In dvd Un nemico che ti vuole bene, la black comedy con Diego Abatantuono

Visto nelle sale cinematografiche nell’Ottobre 2018, approda in dvd, sotto il marchio Warner, Un nemico che ti vuole bene, diretto dallo svizzero Denis Rabaglia che si occupò di Azzurro con Paolo Villaggio.

Il Denis Rabaglia che, a quanto pare, ha preso le mosse da una vera storia raccontatagli nel 2004 dal maestro del cinema polacco Krysztof Zanussi per mettere in piedi la oltre ora e mezza di visione che comincia con una piovosa atmosfera notturna, quasi horror, e una curiosa situazione: nei panni dell’astrofisico Enzo Stefanelli, Diego Abatantuono salva la vita ad un giovane ferito da un’arma da fuoco interpretato da Antonio Folletto e che si rivela un killer di professione pronto immediatamente a promettergli che troverà e ucciderà un suo nemico, chiunque sia, per ricambiarlo del soccorso prestatogli.

Un drammatico incipit che, con Enzo impegnato a ribadire di continuo che non ha affatto nemici, provvede ad introdurre la necessaria tensione destinata ad espandersi fotogramma dopo fotogramma, complice il fatto che lui sia l’unico a conoscere la reale attività del ragazzo, nel frattempo intrufolatosi nella sua famiglia.

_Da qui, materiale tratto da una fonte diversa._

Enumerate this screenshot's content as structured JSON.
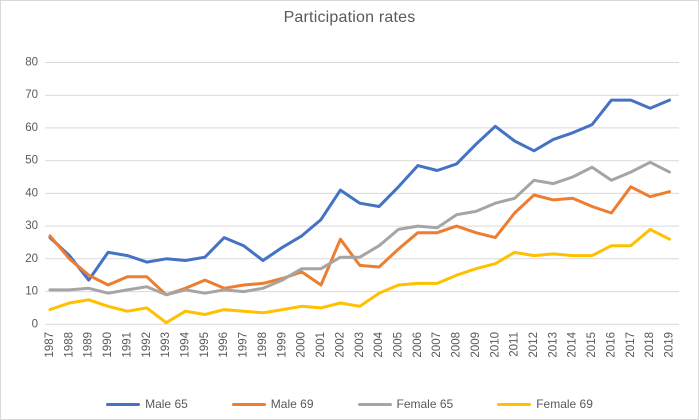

Famiglia comprendente, tra gli altri, il figlio Massimo alias Mirko Trovato, Pietro, ex marito della moglie incarnato da Massimo Ghini, il fratello sacerdote Gregorio e la madre Antonietta, ovvero Roberto Ciufoli e Sandra Milo; tutti al servizio di un cast decisamente in forma che, con dentro anche Antonio Catania, Ugo Conti e la televisiva Annabella Calabrese, include, inoltre, Paolo Ruffini in un esilarante cameo in abito talare.

Perché Un nemico che ti vuole bene si presenta sì come una sorta di thriller, ma abbondantemente infarcito dell’ironia tipica dell’ex terrunciello dello schermo, figurante anche tra gli sceneggiatori al fianco di Heidrun Schleef, Luca De Benedittis, David McWater e del regista stesso.

Un aspetto che, anziché risultare elemento di fastidio o del tutto fuori luogo, finisce inaspettatamente per generare un inedito miscuglio di tipologie di film che potremmo tranquillamente accostare alle black comedy che tanto popolano, da sempre, la Settima arte inglese.

Una black comedy mirata probabilmente a ribadire che l’apparenza inganna e che, caratterizzata da una piuttosto opprimente atmosfera, accompagnata da una elegante regia cattura fin dai titoli di testa l’attenzione dello spettatore, sempre più desideroso di sapere come andrà a finire la vicenda, fino al twist ending.

Con il trailer e un backstage di cinque minuti nella sezione del disco riservata ai contenuti speciali.